Familiares de detentos temem perseguição

Thatiza Curuci
| Tempo de leitura: 1 min

Ontem pela manhã, quando os presos beneficiados pela saída temporária deixavam os presídios, alguns em companhia de familiares, eles disseram que temem serem perseguidos pela polícia por causa dos ataques atribuídos ao Primeiro Comando da Capital (PCC) ocorridos nos últimos dia na Capital e em cidades do Interior.

“Tenho medo e fico preocupada com meu filho. A gente procura ajuda, mas todo mundo vira as costas”, afirma Erenice Borges, mãe de um dos detentos. O rapaz confirmou a insegurança da mãe. “O clima dentro do IPA está difícil de explicar de entender. Tenho medo de piorar minha condição porque acho que as pessoas estão com preconceito da gente”, diz Admilson Oliveira da Silva.

O detento Ricardo Neres também tem medo, mas quer aproveitar os dias pensando em outra coisa: ficar com a família. “Não é todo mundo que apronta, mas a gente fica com medo”, diz.

Greice Genaro Mantovani teme que o marido seja vigiado. “É um direito dele (a saída). Ele cumpriu a pena no fechado e agora está no aberto. Não tem porque ficar sendo vigiado. Tenho medo que a polícia fique atrás”, conta.

Ontem pela manhã, os familiares dos presos esperaram mais de 5 horas em frente ao Instituto Penal Agrícola em Bauru. Os primeiros detentos saíram por volta das 6h e seguiram até a rodoviária para outras cidades.

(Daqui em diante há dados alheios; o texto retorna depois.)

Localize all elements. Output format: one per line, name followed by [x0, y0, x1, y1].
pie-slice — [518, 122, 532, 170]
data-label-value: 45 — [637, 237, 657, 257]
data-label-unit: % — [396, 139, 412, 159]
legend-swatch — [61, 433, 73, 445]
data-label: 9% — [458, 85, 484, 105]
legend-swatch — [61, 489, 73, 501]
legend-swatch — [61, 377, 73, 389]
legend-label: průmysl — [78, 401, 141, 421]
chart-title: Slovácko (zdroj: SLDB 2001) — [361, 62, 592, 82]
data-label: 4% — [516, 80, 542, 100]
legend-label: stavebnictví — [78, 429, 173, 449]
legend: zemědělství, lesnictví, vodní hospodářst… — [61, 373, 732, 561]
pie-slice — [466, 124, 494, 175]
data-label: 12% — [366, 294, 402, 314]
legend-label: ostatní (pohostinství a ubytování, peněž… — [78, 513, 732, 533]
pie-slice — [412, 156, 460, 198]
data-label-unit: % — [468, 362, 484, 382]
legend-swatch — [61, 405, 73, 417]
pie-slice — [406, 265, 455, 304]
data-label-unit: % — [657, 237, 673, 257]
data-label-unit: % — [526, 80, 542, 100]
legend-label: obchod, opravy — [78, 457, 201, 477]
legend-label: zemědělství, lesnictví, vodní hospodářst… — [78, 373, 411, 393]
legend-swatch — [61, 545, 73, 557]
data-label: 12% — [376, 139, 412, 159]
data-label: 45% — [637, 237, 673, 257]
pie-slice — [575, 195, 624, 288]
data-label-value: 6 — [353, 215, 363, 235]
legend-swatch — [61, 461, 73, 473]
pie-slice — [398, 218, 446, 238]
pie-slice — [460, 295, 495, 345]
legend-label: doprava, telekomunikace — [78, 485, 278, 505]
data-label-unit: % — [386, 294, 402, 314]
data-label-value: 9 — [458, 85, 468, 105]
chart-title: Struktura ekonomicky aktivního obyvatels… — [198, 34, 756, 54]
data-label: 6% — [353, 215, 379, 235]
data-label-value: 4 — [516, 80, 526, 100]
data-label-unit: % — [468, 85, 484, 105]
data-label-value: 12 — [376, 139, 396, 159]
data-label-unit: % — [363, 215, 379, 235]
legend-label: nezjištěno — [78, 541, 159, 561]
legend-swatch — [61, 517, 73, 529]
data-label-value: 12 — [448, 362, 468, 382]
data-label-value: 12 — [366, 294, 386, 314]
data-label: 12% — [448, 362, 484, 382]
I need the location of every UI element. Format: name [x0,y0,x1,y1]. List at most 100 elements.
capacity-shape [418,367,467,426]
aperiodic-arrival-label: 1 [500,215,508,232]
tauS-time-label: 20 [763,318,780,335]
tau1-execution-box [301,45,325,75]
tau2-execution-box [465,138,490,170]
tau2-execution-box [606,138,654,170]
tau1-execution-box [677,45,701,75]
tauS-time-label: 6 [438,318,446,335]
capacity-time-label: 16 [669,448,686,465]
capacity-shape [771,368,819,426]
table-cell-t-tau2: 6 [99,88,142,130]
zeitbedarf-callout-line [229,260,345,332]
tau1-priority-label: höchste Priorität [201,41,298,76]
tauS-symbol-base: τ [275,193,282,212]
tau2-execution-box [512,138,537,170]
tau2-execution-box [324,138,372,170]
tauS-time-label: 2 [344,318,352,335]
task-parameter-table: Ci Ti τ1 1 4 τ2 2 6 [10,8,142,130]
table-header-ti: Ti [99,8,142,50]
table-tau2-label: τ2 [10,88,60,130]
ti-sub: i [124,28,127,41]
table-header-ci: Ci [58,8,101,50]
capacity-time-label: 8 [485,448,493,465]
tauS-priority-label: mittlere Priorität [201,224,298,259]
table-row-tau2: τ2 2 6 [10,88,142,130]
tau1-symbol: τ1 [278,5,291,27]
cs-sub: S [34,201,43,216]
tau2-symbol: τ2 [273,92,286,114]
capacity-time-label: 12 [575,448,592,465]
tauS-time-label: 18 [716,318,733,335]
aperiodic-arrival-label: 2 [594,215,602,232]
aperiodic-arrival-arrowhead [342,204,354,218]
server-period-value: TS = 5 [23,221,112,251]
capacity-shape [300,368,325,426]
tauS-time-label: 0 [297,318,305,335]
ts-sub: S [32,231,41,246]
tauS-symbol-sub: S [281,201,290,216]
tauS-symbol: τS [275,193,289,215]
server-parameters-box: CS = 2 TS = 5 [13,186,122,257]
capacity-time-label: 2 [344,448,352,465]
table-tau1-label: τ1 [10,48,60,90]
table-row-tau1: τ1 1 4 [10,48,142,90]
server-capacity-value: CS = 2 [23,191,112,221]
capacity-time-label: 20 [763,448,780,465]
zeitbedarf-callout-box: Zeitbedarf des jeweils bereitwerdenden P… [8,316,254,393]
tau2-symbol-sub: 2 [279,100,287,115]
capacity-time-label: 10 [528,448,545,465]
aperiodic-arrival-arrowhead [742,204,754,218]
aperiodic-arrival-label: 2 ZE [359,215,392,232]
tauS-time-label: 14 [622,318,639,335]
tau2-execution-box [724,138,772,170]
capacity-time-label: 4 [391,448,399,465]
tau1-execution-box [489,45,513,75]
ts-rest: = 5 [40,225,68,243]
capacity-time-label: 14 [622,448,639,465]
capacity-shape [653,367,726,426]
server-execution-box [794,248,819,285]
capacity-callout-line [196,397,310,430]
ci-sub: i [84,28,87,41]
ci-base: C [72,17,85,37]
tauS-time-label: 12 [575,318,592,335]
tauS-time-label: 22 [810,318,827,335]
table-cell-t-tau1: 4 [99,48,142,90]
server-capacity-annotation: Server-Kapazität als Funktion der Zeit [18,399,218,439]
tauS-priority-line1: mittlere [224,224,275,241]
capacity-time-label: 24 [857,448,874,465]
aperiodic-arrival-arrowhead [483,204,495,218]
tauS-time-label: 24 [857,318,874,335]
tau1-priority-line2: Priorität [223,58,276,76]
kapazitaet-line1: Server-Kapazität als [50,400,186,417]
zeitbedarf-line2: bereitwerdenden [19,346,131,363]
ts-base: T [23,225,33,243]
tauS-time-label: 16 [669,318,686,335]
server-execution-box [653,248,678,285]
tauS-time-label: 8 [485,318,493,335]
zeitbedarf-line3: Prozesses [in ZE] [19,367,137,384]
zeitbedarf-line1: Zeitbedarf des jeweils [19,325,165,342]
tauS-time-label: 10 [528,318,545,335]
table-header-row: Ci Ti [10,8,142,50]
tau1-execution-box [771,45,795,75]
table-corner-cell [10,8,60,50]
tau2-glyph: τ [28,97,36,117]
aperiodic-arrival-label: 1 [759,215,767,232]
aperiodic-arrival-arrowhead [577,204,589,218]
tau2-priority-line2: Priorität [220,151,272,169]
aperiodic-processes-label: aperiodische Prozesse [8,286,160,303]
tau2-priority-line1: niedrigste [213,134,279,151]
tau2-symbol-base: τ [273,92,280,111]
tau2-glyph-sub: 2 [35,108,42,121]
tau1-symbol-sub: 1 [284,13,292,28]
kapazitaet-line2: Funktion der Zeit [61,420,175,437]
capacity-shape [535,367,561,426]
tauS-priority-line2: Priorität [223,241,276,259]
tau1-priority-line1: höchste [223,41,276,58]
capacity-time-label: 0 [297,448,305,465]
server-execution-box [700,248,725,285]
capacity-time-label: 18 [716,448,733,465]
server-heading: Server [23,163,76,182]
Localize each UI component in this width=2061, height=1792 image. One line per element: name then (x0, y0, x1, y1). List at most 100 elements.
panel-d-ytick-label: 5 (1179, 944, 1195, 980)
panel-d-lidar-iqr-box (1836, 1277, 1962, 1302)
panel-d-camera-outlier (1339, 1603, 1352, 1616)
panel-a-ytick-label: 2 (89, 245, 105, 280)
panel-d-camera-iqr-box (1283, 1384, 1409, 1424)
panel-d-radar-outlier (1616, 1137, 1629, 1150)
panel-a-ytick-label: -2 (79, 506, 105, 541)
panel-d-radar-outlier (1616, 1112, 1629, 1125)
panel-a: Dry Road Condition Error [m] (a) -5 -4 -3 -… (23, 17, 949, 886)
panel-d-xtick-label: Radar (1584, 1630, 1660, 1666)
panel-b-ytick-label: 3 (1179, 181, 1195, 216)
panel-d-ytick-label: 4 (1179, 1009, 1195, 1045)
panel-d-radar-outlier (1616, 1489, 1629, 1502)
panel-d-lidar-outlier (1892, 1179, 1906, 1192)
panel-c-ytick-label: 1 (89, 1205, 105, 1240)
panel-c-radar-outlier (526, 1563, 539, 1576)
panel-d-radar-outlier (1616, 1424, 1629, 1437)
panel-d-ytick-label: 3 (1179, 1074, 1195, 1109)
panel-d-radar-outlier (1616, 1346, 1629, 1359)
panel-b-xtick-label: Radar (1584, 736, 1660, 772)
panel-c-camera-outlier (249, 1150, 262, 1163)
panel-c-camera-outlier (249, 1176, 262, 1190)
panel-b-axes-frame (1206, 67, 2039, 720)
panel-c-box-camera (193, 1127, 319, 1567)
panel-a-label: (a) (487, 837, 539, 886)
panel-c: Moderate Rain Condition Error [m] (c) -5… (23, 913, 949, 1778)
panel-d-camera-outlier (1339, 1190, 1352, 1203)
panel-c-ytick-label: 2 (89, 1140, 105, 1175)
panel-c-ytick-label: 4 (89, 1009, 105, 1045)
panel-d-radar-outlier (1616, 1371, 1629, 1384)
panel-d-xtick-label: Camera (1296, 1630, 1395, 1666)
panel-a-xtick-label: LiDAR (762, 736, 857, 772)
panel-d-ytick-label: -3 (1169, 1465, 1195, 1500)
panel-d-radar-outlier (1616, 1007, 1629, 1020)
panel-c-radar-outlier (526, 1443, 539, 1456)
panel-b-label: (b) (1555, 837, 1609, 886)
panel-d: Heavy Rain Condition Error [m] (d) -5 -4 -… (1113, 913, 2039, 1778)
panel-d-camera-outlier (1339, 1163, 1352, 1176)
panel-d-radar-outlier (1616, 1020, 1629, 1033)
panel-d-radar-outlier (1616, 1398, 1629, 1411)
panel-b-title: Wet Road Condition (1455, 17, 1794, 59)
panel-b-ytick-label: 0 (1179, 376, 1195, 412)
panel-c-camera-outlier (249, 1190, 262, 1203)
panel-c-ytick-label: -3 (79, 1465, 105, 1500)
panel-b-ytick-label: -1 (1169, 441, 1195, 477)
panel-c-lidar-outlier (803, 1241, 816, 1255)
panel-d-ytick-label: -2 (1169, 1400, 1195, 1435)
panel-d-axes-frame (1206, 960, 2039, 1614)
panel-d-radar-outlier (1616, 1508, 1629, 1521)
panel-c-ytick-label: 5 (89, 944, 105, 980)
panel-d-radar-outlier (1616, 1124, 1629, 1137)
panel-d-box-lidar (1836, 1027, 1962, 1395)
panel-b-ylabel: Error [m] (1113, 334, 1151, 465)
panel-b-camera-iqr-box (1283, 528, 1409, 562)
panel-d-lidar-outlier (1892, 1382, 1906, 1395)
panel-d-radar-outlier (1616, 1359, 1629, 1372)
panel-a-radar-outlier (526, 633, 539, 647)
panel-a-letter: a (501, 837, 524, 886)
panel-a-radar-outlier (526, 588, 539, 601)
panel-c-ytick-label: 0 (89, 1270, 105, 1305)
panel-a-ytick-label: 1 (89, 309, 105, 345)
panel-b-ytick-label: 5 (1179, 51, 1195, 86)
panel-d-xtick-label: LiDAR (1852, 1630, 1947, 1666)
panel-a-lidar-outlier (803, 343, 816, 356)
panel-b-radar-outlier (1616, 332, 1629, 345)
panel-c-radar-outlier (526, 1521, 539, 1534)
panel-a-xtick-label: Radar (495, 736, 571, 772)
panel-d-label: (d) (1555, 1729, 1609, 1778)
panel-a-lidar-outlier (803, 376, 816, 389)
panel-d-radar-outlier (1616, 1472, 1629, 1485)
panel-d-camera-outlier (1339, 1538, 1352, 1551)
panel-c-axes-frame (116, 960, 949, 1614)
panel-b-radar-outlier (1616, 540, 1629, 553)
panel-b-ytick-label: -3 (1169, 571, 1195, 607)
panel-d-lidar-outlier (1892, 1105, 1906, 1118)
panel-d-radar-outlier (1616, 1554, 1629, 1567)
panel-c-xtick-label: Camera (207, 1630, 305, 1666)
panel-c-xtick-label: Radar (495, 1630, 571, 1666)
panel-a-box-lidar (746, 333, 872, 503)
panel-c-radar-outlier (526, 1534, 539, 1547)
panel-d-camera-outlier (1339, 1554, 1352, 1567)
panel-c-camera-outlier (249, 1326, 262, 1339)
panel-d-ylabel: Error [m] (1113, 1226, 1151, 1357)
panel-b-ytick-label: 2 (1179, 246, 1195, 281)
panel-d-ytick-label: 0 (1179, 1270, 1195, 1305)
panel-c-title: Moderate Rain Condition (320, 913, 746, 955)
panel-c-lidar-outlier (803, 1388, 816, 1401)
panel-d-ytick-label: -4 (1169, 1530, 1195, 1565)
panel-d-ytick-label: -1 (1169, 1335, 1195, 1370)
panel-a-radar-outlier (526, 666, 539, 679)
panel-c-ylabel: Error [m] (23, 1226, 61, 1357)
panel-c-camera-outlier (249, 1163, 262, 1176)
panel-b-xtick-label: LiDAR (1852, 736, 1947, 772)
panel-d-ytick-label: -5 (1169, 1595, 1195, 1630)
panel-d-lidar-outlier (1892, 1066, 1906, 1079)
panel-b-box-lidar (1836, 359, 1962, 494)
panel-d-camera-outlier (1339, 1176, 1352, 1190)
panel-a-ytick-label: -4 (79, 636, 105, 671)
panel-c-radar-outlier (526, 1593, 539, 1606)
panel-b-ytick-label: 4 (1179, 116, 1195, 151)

Os 13 ônibus fretados para municípios do Interior do Estado (Botucatu, Campinas, Sorocaba, São Manuel e Ribeirão Preto) e para a Capital começaram a sair às 10h. Só por volta das 12h foram liberados os detentos aguardados pelo familiares no portão do IPA. Durante a espera, os familiares compartilharam salgadinhos e refrigerantes.